Vincent van Gogh rebels against tight limitations of traditional painting. Eager and inspired by Japanese pictures, he creates a completely new style. He is fascinated and inspired by the “pure colour”, by the beauty and the shinny sun of the Provenza, and he paints in there “the bridge at Arles”.
Thomas David narrates this great artist’s life and he tells us about the difficult and happiness –few- years of his friendship with Gauguin, about the nostalgia, his crisis, his hallucinations and about his premature and tragic death.
Selected and awarded in Germany as one of the best fiction books for teenagers.
"Thomas David tells us about the artist’s life with a warmth and proximity that is closer to articles and reports, rather than to biographies. It is pleasant, although conscientiously rigorous… and there it is the brilliant visual support, which is the cherry on top in this succulent cake (CLIJ, Children and Young Adult’s Literature Notebooks).
An artist, a sculptor, an architect, a scientist, an inventor and a philosopher. Leonardo, the Renaissance multitalented genius, apparently used the help of comedians and musicians to succeed in displaying this Lisa Gherardini’s worldwide known smile on his canvas .
Thomas David writes, with an infectious eagerness, about the pretty Gioconda, about outrages and suppositions in Sforzas’ and Borgias’ Courts, and about the exciting time of Renaissance in Italy.

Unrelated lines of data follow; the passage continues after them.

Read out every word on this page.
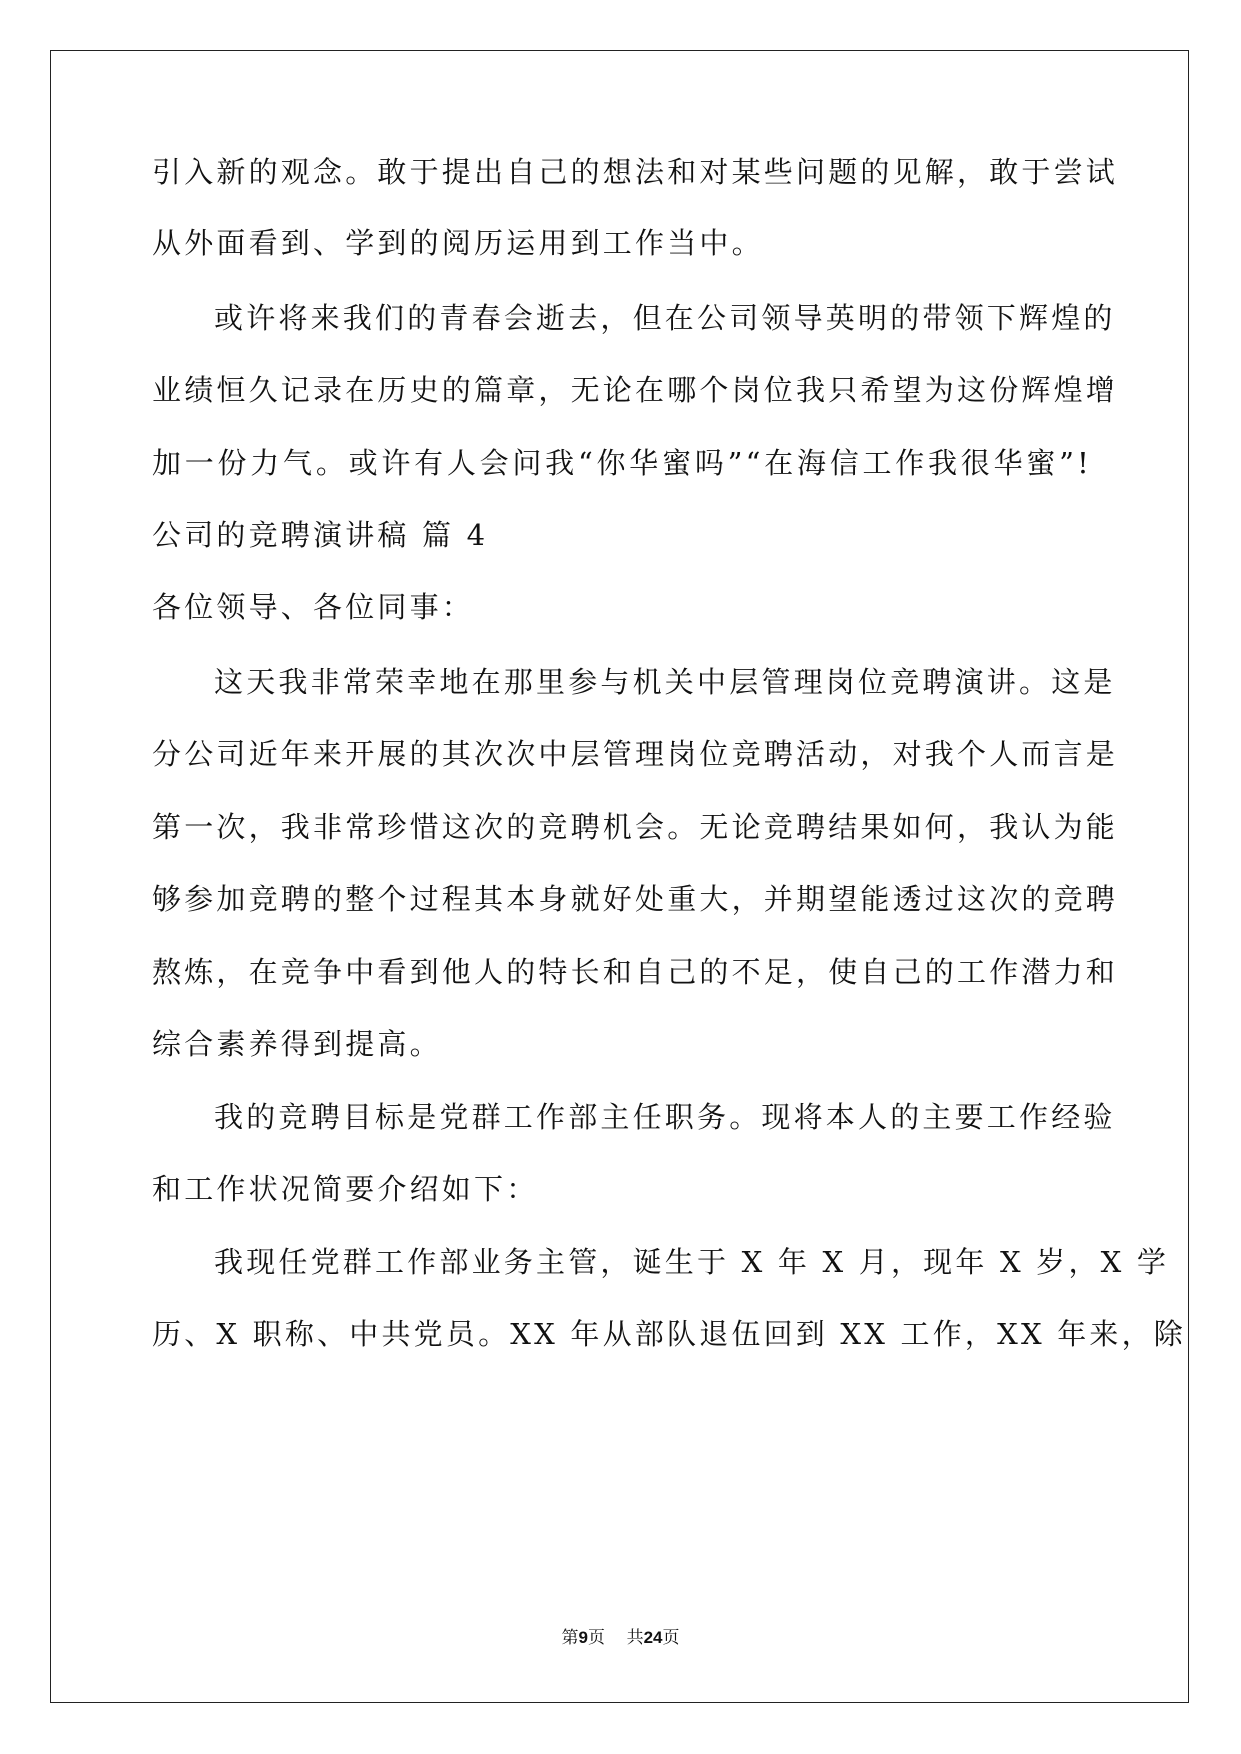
引入新的观念。敢于提出自己的想法和对某些问题的见解，敢于尝试
从外面看到、学到的阅历运用到工作当中。
或许将来我们的青春会逝去，但在公司领导英明的带领下辉煌的
业绩恒久记录在历史的篇章，无论在哪个岗位我只希望为这份辉煌增
加一份力气。或许有人会问我“你华蜜吗”“在海信工作我很华蜜”!
公司的竞聘演讲稿 篇 4
各位领导、各位同事：
这天我非常荣幸地在那里参与机关中层管理岗位竞聘演讲。这是
分公司近年来开展的其次次中层管理岗位竞聘活动，对我个人而言是
第一次，我非常珍惜这次的竞聘机会。无论竞聘结果如何，我认为能
够参加竞聘的整个过程其本身就好处重大，并期望能透过这次的竞聘
熬炼，在竞争中看到他人的特长和自己的不足，使自己的工作潜力和
综合素养得到提高。
我的竞聘目标是党群工作部主任职务。现将本人的主要工作经验
和工作状况简要介绍如下：
我现任党群工作部业务主管，诞生于 X 年 X 月，现年 X 岁，X 学
历、X 职称、中共党员。XX 年从部队退伍回到 XX 工作，XX 年来，除
第9页 共24页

“This book series succeeds in making teenagers to be interested in Art” (Süddeutsche Zeitung, German Newspaper).
What is the reason why horses are blue, deer are red and cows are yellow in his paintings? Because Franz Marc (1880-1916) did not just want to draw things like they “look like”, but he wanted to draw “what is behind them”. Among other avant-garde artists from the beginning of the 20th century, Marc became a pioneer in modern art in Germany.
Thomas Davida leads us in a journey throughout the friendship between Franz and Macke, the circles associated with the DER BLAUE REITER (“the blue horseman”), throughout happiness and melancholy, his dreams as an artist and his tragic and premature death in Verdun battlefields.
King Belshazzar is terrified by the fire letters appearing at midnight on a wall of his palace. Thomas David relives, in a exciting and poetic way, the “golden age” of Dutch Paintings.
He writes about Rembrandt, about his friends, about his sitters and his pupils, about his study, about Saskia, Hendrickje, about the fame and the crisis, about Art and about the bankruptcy in economy.
David develops, by means of his wide knowledge, a portrait of the artist and gives us a look about the energetic life in the Netherlands during the 17th century.